Hey,
I have a set of Postgres tables related to an entity, say for example People. I’m collecting all data related to people in a tabular format. An example from my csv
Name, Email, Phone, Company, Last Contacted, Account Created, Address
John Doe, johndoe@email.com, ABC Company, 2023/01/22, 2022/04/10, "123 Some Street, LA, CA"
Jane Doe, janedoe@email.com, 123 Company, 2023/05/20, 2022/07/17, "957 Some Street2, LA, CA"
I ran this csv through the createEmbeddings api call, sending each row in the CSV as an array of string tokens (without the headers). When I query for things like:
“What is John Doe’s email?” - I get the right result with the highest similarity
“Find people who live in LA?” - Completely inaccurate results (some users don’t have an address)

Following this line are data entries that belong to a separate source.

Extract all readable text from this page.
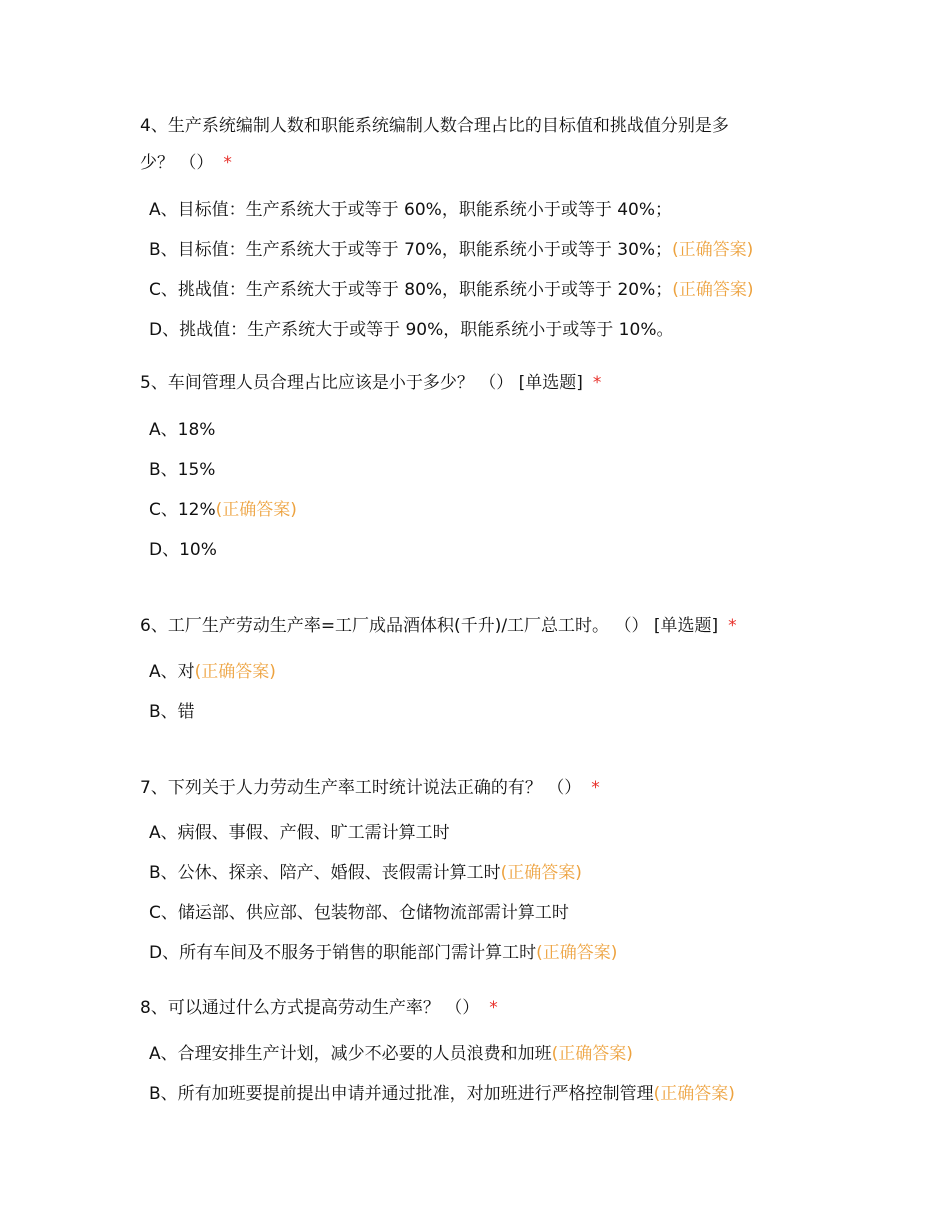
4、生产系统编制人数和职能系统编制人数合理占比的目标值和挑战值分别是多
少？ （） *
A、目标值：生产系统大于或等于 60%，职能系统小于或等于 40%；
B、目标值：生产系统大于或等于 70%，职能系统小于或等于 30%；(正确答案)
C、挑战值：生产系统大于或等于 80%，职能系统小于或等于 20%；(正确答案)
D、挑战值：生产系统大于或等于 90%，职能系统小于或等于 10%。
5、车间管理人员合理占比应该是小于多少？ （） [单选题] *
A、18%
B、15%
C、12%(正确答案)
D、10%
6、工厂生产劳动生产率=工厂成品酒体积(千升)/工厂总工时。 （） [单选题] *
A、对(正确答案)
B、错
7、下列关于人力劳动生产率工时统计说法正确的有？ （） *
A、病假、事假、产假、旷工需计算工时
B、公休、探亲、陪产、婚假、丧假需计算工时(正确答案)
C、储运部、供应部、包装物部、仓储物流部需计算工时
D、所有车间及不服务于销售的职能部门需计算工时(正确答案)
8、可以通过什么方式提高劳动生产率？ （） *
A、合理安排生产计划，减少不必要的人员浪费和加班(正确答案)
B、所有加班要提前提出申请并通过批准，对加班进行严格控制管理(正确答案)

I then converted the above data into a paragraph with more context. For example
John Doe, johndoe@email.com, ABC Company, 2023/01/22, 2022/04/10, "123 Some Street, LA, CA"
became
John Doe is a user with email johndoe@email.com. They work for ABC Company. Their account was created on 2022/04/10 and were last contacted on 2023/01/22. Their address is 123 Some Street, LA, CA.
After running each converted row through the embeddings, the results are now worse and not even the first question “What is John Doe’s email?” works correctly.
I’m using the following code to generate the embeddings
const embeddingResponse = await openai.createEmbedding({
model: "text-embedding-ada-002",
input, // This is either the string input or array [John Doe, john@email.com,..]
});
I would appreciate some input on how I should be preparing this data for embeddings so that I can perform effective semantic search. Still a novice with AI, so please feel to include any references etc that may help me understand this better. Thanks!